Retired Serbian general Mitar Kovac, who now serves as professor at the Military Academy in Belgrade, told Sputnik that Russia is defending its territories on a legal basis.
“This is quite logical and in line with the current state of affairs after the decision on the four regions becoming part of Russia was made. It’s a zone that is constantly under fire from long-range guns of the Armed Forces of Ukraine. This is the area where Kiev carried out and is likely to continue conducting various terrorist attacks against public authorities, individuals and institutions”, Kovac said.
International analyst Eduardo Luque, for his part, believes that President Putin’s decision to introduce martial law in the new Russian regions reflects "an aggravation of the military situation”. According to Luque, the Russian president’s move is a response to tensions and threats against Moscow that will continue to grow.

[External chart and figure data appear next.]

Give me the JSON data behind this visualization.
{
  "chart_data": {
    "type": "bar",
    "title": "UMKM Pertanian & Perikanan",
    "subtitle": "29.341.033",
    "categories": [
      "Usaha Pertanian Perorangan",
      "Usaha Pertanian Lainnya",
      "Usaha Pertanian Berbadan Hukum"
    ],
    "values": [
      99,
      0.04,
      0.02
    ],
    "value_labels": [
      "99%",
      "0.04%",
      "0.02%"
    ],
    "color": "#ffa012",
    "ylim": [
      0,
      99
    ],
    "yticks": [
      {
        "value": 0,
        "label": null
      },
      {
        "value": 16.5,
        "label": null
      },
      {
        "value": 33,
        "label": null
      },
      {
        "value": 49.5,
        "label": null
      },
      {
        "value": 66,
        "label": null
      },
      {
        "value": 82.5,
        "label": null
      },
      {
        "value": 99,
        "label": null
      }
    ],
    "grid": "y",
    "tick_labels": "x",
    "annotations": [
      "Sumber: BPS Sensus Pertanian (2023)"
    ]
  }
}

“It is also the realization of the fact that the Zelensky regime acts as a terrorist state that will not hesitate for even a second to endanger hundreds or millions of lives if it is in the interests of the fascist gangs that seem to have taken control of the Kiev government”, the analyst said, arguing that “the tactics of the Ukrainian government” were developed by the Pentagon.
Touching upon Putin's order to create a special coordinating council to be chaired by the Russian prime minister, Luque pointed out that this means that Moscow is concentrating important resources in sort of General Staff.
“This is a decisive step, because Russia, unfortunately, understands that Western aggression will not remain in Ukraine [...]. The step aims to concentrate the defense capabilities of the whole country around the task of protecting the borders”, the analyst concluded.